The Wall Street Journal had a big front-page story yesterday on how American Federation of Teachers President Randi Weingarten uses teacher pension plans to blackball disfavored Wall Street hedge fund managers. It illustrates a few interesting issues that go against the conventional wisdom about teachers, their unions, and their pension plans:
- With $1 trillion in plan assets, teacher retirement plans have real clout with Wall Street hedge funds. In turn, the unions that staff the boards deciding how to invest that money also have clout. The Journal story gives several examples of times when high-profile Wall Street hedge fund managers responded to Weingarten's calls by changing their private philanthropic giving or even resigning from a nonprofit's board.
- As the story makes clear, public pension plans are huge investors in private equity and hedge funds. What's going on here is Weingarten expressing her preference for certain hedge funds that will kowtow to her political demands; it's not about opposition to all hedge funds.

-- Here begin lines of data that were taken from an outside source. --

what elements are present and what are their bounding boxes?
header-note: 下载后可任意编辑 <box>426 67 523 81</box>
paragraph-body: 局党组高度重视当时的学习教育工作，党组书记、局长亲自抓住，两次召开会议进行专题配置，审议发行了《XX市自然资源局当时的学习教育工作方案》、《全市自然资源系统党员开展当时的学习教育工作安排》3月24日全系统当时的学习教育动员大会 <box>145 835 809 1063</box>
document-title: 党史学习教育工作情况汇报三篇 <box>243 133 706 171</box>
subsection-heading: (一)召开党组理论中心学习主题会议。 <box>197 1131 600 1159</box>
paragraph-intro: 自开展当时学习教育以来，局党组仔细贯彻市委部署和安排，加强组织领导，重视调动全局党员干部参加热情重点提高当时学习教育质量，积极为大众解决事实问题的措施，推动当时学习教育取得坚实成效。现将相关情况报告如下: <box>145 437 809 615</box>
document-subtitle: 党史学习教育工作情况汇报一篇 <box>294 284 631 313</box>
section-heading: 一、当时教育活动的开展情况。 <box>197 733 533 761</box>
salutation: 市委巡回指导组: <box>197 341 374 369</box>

- This political favoritism raises the question of whether pension plans owe a responsibility to their members and taxpayers to seek out the best return on their investments, regardless of politics. After all, if plan investments suffer, it will be future workers and taxpayers who must fill in the gaps.
- It also raises the question of why teacher pension plans are invested in hedge funds at all. There's compelling evidence to suggest pension plans would be better off making passive investments that track the broader market rather than trying to pick the right investment manager to make the right investments. Investing in hedge funds and private equity also means teachers are indirectly investing in all sorts of odd things. My personal anecdote on this comes from an office building in Rosslyn, Virginia that I occasionally pass on my commute. On a sign outside the building, it proudly proclaims its investors, including the State Teachers Retirement System of Ohio. Do Ohio teachers know they are investing their retirement savings in a skyscraper in Rosslyn, Virginia? They are.
- As I work to raise awareness about teacher pensions, I'm often accused of being a shill for Wall Street and "1 percenters." This is almost exactly backwards. Wall Street as a whole does pretty well under the current arrangement, because they only have to deal with a few union power brokers in order to access a huge market. If states offered teachers individual retirement accounts, each teacher would make her own investment decisions. And, if states structured those plans wisely, the investments would be concentrated in low-fee mutual funds. In an ironic twist, reforming teacher pension plans would help companies like Vanguard that offer cheap, mass-market index funds, and it would seriously harm hedge funds and private equity firms. Unions don't want to admit this, of course, because that transition would diminish their political clout on Wall Street.